Umberto Eco et le « nom de plume » Nerval

street art 5e

Dans ses Six Promenades dans les bois du roman et d’ailleurs, conférences conçues pour les Norton Lectures de Harvard (éd Grasset 1996), Umberto Eco se réfère souvent à Sylvie de Gérard de Nerval, « l’un des livres les plus beaux qui aient jamais été écrits » (je suis bien d’accord avec lui là-dessus, depuis la lecture émerveillée que j’en fis, jeune adolescente, ainsi que d’Aurélia). Voici quelques lignes de ce qu’il dit à propos de « l’Auteur et sa Voix ».

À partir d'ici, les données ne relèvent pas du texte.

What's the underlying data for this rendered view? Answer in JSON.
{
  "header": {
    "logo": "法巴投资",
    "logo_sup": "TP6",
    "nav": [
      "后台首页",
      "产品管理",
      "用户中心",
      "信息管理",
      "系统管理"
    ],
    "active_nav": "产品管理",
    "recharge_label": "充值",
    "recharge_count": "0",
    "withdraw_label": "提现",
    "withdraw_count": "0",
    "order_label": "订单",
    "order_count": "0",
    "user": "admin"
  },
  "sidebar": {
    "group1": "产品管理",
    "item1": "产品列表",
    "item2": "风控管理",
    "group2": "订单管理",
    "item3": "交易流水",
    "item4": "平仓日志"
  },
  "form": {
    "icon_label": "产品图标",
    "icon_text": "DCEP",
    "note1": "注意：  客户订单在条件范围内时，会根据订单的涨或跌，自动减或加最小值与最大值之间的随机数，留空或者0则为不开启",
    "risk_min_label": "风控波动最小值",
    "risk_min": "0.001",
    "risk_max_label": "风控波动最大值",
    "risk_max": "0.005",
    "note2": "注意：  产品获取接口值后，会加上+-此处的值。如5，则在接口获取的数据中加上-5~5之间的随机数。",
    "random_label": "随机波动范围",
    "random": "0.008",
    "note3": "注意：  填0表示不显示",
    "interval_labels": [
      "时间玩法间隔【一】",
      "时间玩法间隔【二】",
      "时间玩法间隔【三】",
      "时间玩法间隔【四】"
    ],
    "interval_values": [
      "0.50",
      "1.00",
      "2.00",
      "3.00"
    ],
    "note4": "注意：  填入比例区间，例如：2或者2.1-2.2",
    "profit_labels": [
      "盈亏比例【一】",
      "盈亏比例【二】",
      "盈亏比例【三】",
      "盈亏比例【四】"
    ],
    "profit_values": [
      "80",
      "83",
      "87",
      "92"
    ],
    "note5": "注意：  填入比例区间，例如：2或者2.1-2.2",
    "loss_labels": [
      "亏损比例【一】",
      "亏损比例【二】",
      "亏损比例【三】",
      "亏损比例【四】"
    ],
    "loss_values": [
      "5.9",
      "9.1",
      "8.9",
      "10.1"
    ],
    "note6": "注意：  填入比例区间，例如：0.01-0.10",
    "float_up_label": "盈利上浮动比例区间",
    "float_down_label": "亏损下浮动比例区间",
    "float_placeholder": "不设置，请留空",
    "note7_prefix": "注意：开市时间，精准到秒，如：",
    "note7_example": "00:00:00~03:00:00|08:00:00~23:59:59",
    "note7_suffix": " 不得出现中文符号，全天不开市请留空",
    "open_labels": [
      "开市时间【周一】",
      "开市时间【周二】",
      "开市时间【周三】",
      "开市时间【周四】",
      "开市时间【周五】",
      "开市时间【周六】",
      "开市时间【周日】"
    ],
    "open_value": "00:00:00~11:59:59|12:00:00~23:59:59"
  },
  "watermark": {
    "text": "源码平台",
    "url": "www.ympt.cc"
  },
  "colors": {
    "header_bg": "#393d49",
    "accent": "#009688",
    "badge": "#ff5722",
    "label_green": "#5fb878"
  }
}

« Dans Sylvie, nous sommes confrontés à trois entités. La première est un homme, né en 1808 et mort (par suicide) en 1855, qui, d’ailleurs, ne s’appelait pas Gérard de Nerval mais Gérard Labrunie. Des tas de gens, le Guide Michelin de Paris en main, partent encore à la recherche de la rue de la Vieille Lanterne où il s’est pendu ; certains d’entre eux n’ont jamais compris la beauté de Sylvie.

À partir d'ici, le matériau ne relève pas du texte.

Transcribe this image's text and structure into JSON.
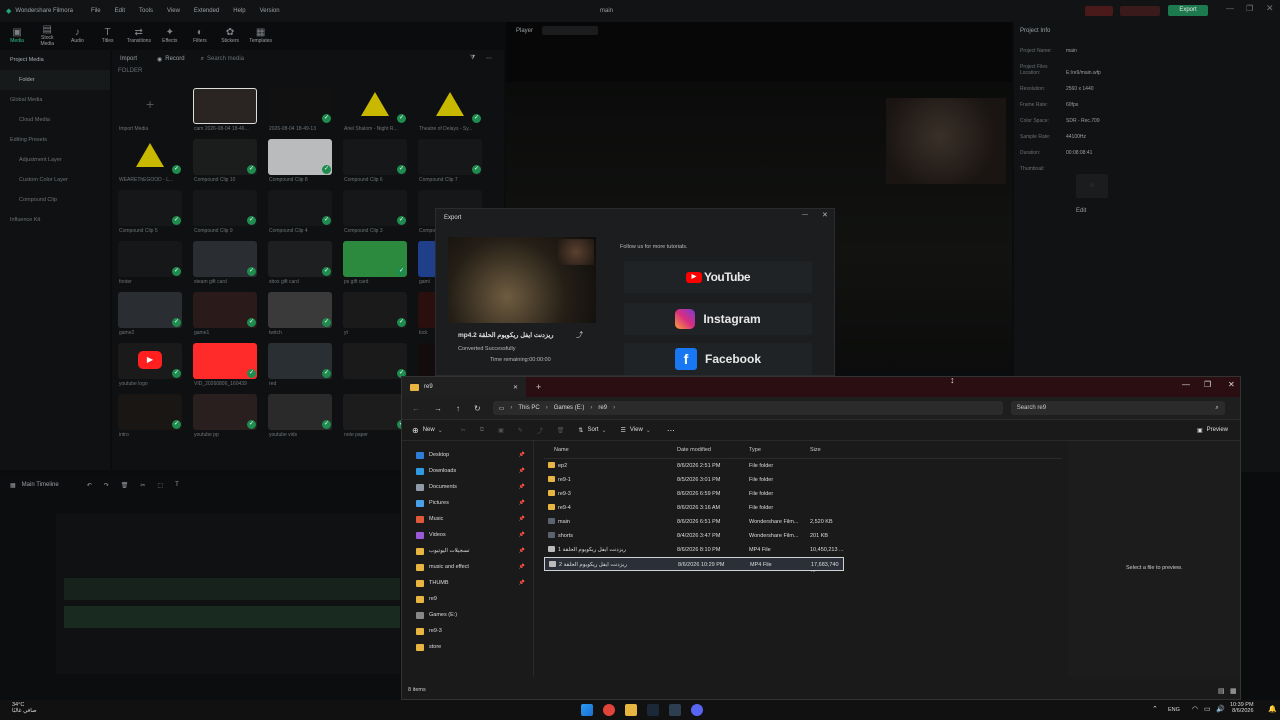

La deuxième entité est le « je » du récit. Ce personnage n’est pas Gérard Labrunie. Nous savons de lui ce que nous en dit l’histoire, et à la fin, il ne se tue pas. Plus mélancoliquement, il réfléchit : « Les illusions tombent l’une après l’autre, comme les écorces d’un fruit, et le fruit, c’est l’expérience. »

street art wake up(…) Enfin, la troisième entité, en général difficile à discerner, est (…) cette « voix » anonyme qui commence le récit par « Je sortais d’un théâtre » (…) on peut même aller jusqu’à donner un nom à cette voix, un nom de plume. Si vous le permettez, j’en sais un, très beau : Nerval. (…) Nerval n’est pas un Il tout comme  George Eliot n’est pas une Elle (seule Mary Ann Evans l’était). Nerval serait en allemand un Es, en anglais il pourrait être un It (malheureusement, les grammaire française et italienne nous obligent à lui assigner un sexe à tout prix).

Nous pouvons affirmer que ce Nerval, qui au début de la lecture n’est pas encore là, sinon sous forme de traces pâles, ne sera, lorsque nous l’aurons identifié, rien d’autre que ce que les théories des arts et de la littérature appellent « style ». Bien entendu, à la fin, l’auteur modèle sera également reconnaissable en tant que style, un style tellement évident, clair, incomparable, que nous comprendrons enfin que c’est la Voix de Sylvie qui commence Aurélia par « Le Rêve est une seconde vie. »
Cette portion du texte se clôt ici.